GIS offers real-world applications for demographic analysis as well as for planning and management of natural resources, transportation, housing, and myriad social services. Geography enthusiasts, teachers, students and professionals celebrate GIS Day across the globe with community events to highlight the benefits of geospatial science in addressing the world’s challenges.
This year’s GIS Day at the Library will be virtual on Nov.17, with invited speakers who will explore the role that geographic information sciences played in the 2020 Census in assembling the data that tells the evolving story of the country. They will also discuss how geographers, cartographers and policy makers use census results to analyze social and economic trends.
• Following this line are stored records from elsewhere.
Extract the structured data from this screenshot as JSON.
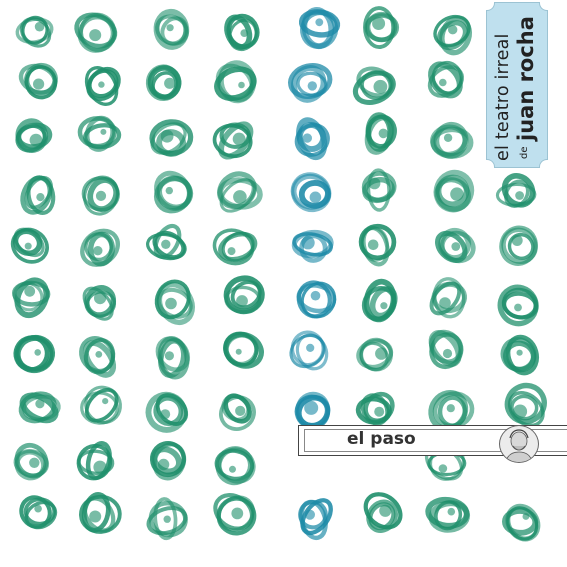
{
  "cover": {
    "title_line1": "el teatro irreal",
    "title_de": "de",
    "title_line2": "juan rocha",
    "album_title": "el paso"
  },
  "colors": {
    "background": "#ffffff",
    "green_ink": "#1f8f6b",
    "blue_ink": "#1d8aa7",
    "label_blue": "#bfe0ee"
  },
  "icons": [
    "scribble-circle-icon",
    "portrait-icon"
  ]
}
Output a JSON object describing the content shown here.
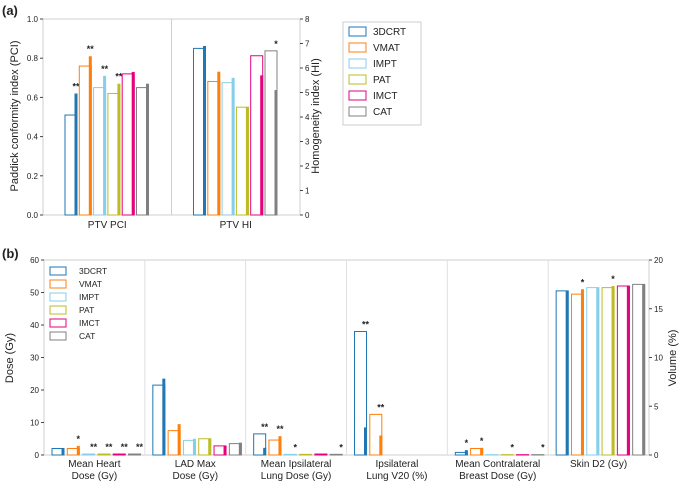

Mandated by the U.S. Constitution since 1790, decennial census results determine the number of seats in Congress, mapping of electoral districts, and disbursement of billions of dollars in federal funds for new roads, schools, hospitals, housing and other public sector services. GIS mapping plays a key role in all stages of the census process.
GIS Day 2021 at the Library of Congress: Mapping the 2020 Census
Keynote: Deirdre Bishop, chief of the Geography Division at the U.S. Census Bureau, will discuss how the agency leans on a complex address database to monitor massive amounts of population data. She will also explain the use of computing technology to match data with satellite imagery and will provide an overview of the predictive agent-based models used in the Census Bureau’s Response Outreach Area Mapper, a tool to better identify and analyze hard-to-survey areas.
Three technical papers will focus on historic census data, the application of the census to congressional redistricting and the controversy over the new method of private data protection used by the Census Bureau in 2020.
Other presenters will discuss archiving methods and data accuracy and protection:
- David Van Riper, director of Spatial Analysis at the Institute for Social Research and Data Innovation at the University of Minnesota, will speak about archiving Census data and the work of the National Historical Geographic Information System.
- Richard Leadbeater, director of State Government Solutions for the GIS software company, Esri, will explain how GIS is affecting the use of census results in congressional redistricting.
- John Hessler, a specialist in Geographic Information Science at the Library of Congress and a lecturer at Johns Hopkins University, will introduce participants to the mathematics of Database Reconstruction Theoremsand the influence of differential privacy algorithms, like TopDown, on the accuracy of the 2020 Census data for geographical and policy analysis.